FMJ - Faculdade de Medicina de Jundiaí - Hospital Universitário (SP) — Prova 2025
Mulher de 30 anos de idade, em investigação de fraqueza muscular de membros superiores, de caráter flutuante, que melhora com repouso, associada à ptose palpebral. Com base nessa situação hipotética, assinale a alternativa que apresenta o exame a ser priorizado, tendo em vista a principal hipótese diagnóstica.
Fraqueza muscular flutuante + ptose palpebral que melhora com repouso → suspeita de Miastenia Gravis = solicitar anti-AChR.
A Miastenia Gravis é uma doença autoimune da junção neuromuscular, onde anticorpos bloqueiam os receptores de acetilcolina. A dosagem de anticorpos anti-AChR é o teste mais específico, confirmando o diagnóstico em cerca de 85% dos casos de MG generalizada.
A Miastenia Gravis (MG) é uma doença autoimune crônica que afeta a junção neuromuscular, caracterizada por fraqueza e fadigabilidade da musculatura esquelética. É uma condição relativamente rara, com prevalência maior em mulheres jovens (20-30 anos) e homens mais velhos (60-70 anos). O diagnóstico precoce é crucial para iniciar o tratamento e prevenir complicações graves, como a crise miastênica, uma emergência médica com risco de insuficiência respiratória. A fisiopatologia envolve a produção de autoanticorpos, mais comumente contra os receptores de acetilcolina (AChR) na membrana pós-sináptica, impedindo a transmissão do impulso nervoso para o músculo. O quadro clínico clássico é de fraqueza flutuante, que piora com atividades repetitivas e ao final do dia, e melhora com o repouso. Os músculos oculares são frequentemente os primeiros a serem afetados, causando ptose e diplopia. O diagnóstico é confirmado pela detecção dos anticorpos anti-AChR, presentes em cerca de 85% dos pacientes com a forma generalizada, ou por estudos eletrofisiológicos que mostram um decremento na resposta muscular ao estímulo nervoso repetitivo. O tratamento da MG visa controlar os sintomas e suprimir a resposta autoimune. Utilizam-se inibidores da acetilcolinesterase (piridostigmina) para melhora sintomática, e imunossupressores como corticoides, azatioprina ou micofenolato para o controle a longo prazo. Em casos de exacerbações graves ou crise miastênica, a plasmaférese ou a imunoglobulina intravenosa são indicadas. A investigação de timoma por tomografia de tórax é obrigatória em todos os pacientes, pois sua ressecção (timectomia) pode levar à remissão da doença.

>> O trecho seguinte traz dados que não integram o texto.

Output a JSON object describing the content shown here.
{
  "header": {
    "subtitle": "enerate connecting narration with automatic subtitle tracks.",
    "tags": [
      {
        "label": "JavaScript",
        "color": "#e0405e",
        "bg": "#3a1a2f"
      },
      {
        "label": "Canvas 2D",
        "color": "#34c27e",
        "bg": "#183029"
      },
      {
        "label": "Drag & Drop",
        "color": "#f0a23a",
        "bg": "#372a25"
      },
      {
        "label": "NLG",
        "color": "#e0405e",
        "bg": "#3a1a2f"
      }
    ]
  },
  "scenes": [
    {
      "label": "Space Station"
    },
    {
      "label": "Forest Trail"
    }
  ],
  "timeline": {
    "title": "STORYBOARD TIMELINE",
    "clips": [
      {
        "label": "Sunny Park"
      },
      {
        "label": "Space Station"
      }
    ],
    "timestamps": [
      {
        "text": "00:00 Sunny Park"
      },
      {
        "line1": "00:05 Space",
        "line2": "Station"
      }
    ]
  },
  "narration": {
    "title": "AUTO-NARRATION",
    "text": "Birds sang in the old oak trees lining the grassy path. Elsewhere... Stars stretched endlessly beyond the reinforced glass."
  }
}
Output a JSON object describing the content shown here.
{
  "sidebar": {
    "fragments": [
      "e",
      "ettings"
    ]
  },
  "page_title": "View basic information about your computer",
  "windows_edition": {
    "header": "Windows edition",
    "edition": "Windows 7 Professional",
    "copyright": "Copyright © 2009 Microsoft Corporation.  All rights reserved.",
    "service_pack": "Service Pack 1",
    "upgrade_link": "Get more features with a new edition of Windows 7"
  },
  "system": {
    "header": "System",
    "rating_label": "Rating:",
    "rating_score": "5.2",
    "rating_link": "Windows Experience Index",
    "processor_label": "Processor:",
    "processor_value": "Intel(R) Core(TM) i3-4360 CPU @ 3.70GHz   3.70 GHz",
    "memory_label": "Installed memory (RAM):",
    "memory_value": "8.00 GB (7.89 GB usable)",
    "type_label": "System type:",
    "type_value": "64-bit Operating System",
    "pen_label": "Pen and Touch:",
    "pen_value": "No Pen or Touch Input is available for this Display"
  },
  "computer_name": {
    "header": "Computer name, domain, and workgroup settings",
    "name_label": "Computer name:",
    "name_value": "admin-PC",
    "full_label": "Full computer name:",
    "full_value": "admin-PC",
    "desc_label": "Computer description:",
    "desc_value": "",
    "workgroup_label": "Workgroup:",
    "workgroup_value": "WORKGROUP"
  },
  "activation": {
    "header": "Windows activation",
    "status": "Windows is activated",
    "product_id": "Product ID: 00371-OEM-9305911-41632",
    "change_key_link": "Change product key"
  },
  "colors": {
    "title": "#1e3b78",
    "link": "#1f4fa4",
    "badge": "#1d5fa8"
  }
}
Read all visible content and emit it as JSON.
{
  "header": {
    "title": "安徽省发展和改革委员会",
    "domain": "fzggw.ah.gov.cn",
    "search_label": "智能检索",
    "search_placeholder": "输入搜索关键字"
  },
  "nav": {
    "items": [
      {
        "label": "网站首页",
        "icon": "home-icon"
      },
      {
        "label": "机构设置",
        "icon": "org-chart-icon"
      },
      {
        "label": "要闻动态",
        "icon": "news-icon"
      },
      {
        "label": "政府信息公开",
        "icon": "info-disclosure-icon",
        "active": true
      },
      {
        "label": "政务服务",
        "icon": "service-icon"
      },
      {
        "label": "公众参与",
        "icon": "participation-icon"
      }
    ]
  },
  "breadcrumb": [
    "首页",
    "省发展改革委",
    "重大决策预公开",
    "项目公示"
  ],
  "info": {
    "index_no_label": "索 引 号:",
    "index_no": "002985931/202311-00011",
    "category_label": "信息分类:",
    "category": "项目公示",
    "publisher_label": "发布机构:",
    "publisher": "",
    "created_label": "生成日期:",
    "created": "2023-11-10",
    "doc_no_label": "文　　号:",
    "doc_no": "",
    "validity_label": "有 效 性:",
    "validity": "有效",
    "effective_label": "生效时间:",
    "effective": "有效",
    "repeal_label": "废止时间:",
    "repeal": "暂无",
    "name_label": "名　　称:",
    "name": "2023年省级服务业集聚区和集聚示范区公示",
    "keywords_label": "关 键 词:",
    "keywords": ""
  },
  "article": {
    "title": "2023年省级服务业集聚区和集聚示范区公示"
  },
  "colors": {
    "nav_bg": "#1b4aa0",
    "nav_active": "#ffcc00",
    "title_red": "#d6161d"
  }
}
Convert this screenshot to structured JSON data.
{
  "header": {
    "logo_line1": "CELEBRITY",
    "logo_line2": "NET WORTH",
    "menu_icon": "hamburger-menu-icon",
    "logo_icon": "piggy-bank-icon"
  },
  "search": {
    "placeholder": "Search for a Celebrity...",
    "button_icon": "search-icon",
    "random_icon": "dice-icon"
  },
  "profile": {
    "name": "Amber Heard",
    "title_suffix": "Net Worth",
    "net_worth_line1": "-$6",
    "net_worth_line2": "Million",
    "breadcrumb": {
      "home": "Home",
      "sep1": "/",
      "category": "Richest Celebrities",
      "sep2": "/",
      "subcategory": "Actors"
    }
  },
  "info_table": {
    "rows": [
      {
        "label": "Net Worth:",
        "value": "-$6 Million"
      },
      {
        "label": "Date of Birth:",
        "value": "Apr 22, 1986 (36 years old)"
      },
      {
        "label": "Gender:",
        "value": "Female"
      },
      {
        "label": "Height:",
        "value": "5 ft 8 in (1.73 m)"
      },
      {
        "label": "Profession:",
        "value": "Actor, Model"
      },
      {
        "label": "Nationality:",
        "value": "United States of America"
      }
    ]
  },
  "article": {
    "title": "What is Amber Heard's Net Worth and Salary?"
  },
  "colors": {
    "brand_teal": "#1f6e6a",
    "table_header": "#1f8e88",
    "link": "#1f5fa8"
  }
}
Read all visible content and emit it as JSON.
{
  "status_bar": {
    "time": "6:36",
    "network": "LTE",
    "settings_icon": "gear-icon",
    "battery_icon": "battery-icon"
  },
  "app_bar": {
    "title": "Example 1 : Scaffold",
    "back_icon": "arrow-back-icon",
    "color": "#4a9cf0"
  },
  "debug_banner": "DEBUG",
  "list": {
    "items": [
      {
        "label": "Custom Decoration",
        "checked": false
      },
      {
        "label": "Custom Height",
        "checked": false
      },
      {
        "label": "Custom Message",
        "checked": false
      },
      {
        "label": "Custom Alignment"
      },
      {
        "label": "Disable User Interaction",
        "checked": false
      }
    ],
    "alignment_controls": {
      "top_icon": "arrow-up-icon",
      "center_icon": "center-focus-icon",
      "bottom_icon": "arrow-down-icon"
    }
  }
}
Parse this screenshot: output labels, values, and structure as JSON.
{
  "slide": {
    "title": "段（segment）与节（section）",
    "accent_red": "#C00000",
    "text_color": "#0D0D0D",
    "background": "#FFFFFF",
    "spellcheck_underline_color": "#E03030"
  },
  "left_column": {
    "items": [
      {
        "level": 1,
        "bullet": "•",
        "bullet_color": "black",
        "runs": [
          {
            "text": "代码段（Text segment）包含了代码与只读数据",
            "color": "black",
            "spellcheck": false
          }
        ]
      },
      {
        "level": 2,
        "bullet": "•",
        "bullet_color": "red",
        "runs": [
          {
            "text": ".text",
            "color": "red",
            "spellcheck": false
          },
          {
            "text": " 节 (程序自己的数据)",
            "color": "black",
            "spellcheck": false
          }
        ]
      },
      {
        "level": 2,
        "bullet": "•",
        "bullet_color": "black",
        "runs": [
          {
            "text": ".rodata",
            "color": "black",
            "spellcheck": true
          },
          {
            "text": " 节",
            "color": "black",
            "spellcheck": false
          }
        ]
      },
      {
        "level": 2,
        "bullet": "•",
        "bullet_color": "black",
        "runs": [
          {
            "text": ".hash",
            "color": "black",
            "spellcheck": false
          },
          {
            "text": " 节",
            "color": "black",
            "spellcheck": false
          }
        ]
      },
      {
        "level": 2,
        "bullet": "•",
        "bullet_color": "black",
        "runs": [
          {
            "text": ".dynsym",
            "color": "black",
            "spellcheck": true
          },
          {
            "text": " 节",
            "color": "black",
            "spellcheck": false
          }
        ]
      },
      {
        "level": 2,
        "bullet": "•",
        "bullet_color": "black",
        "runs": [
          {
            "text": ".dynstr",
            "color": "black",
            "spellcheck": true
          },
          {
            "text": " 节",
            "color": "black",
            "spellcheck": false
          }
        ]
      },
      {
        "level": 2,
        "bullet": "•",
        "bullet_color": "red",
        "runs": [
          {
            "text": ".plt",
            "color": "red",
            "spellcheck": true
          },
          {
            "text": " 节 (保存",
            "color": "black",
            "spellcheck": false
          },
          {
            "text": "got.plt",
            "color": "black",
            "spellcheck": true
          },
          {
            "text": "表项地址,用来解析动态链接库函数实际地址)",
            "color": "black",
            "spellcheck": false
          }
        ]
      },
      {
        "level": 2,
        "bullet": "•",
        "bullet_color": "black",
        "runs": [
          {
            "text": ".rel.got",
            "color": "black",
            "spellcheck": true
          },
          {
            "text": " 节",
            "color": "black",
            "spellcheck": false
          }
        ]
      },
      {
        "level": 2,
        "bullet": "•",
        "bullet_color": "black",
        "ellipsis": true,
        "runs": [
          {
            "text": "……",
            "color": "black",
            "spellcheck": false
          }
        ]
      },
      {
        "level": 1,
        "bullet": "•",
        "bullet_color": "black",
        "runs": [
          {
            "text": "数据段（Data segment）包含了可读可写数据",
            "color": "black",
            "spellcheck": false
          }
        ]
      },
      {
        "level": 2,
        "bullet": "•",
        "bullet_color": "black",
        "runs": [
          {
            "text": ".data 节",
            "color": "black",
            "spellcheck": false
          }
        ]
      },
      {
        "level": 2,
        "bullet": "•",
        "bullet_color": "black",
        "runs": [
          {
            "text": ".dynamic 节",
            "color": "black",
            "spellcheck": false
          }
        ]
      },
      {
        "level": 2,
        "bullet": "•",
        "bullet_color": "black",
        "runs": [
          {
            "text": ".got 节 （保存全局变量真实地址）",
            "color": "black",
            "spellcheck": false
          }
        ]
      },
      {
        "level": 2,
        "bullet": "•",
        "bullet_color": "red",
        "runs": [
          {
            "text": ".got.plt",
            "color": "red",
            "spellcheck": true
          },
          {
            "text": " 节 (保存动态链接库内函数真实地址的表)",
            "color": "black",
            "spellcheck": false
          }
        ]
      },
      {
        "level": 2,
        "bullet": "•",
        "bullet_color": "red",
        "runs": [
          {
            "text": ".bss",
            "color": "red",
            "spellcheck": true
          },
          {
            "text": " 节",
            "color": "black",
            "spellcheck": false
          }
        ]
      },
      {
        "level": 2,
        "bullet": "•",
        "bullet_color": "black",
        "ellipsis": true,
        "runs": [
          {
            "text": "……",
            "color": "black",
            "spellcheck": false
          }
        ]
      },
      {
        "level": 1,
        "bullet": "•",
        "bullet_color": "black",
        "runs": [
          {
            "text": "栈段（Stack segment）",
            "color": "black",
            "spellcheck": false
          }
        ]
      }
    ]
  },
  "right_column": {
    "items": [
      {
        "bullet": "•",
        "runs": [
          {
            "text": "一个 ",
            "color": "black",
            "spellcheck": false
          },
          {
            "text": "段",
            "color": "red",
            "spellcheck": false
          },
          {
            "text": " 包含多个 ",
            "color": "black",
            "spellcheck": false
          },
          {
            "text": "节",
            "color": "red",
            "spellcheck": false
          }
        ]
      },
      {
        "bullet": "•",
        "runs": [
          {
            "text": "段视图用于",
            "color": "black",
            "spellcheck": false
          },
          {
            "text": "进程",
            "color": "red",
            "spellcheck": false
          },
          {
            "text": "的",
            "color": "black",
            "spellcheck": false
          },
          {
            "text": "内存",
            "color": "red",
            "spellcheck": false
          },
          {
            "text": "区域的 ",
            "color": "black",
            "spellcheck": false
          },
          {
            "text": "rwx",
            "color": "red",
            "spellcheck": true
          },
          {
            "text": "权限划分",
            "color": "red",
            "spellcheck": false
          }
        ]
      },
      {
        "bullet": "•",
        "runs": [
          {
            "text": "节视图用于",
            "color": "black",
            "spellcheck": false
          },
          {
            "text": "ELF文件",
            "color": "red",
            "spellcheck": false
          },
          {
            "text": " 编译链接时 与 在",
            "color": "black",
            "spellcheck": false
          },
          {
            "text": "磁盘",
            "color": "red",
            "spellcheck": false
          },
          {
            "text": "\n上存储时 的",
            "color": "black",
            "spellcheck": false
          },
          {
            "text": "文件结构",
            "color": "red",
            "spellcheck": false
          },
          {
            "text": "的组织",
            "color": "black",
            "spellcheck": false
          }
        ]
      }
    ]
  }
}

Os sinais clássicos incluem fraqueza muscular que piora com o esforço e melhora com o repouso (flutuante), ptose palpebral (pálpebra caída), diplopia (visão dupla) e, em casos mais graves, fraqueza de membros, disfagia e dispneia.
A conduta inicial visa a confirmação diagnóstica. Prioriza-se a dosagem sérica de anticorpos anti-receptor de acetilcolina (anti-AChR). Se negativo, pode-se solicitar o anti-MuSK. A eletroneuromiografia com teste de estímulo repetitivo também é fundamental.
Na Miastenia Gravis (doença pós-sináptica), a fraqueza piora com o esforço. Na Síndrome de Lambert-Eaton (pré-sináptica), a fraqueza melhora transitoriamente com o exercício. Além disso, Lambert-Eaton frequentemente está associada a neoplasia de pequenas células do pulmão e cursa com hiporreflexia e disfunção autonômica.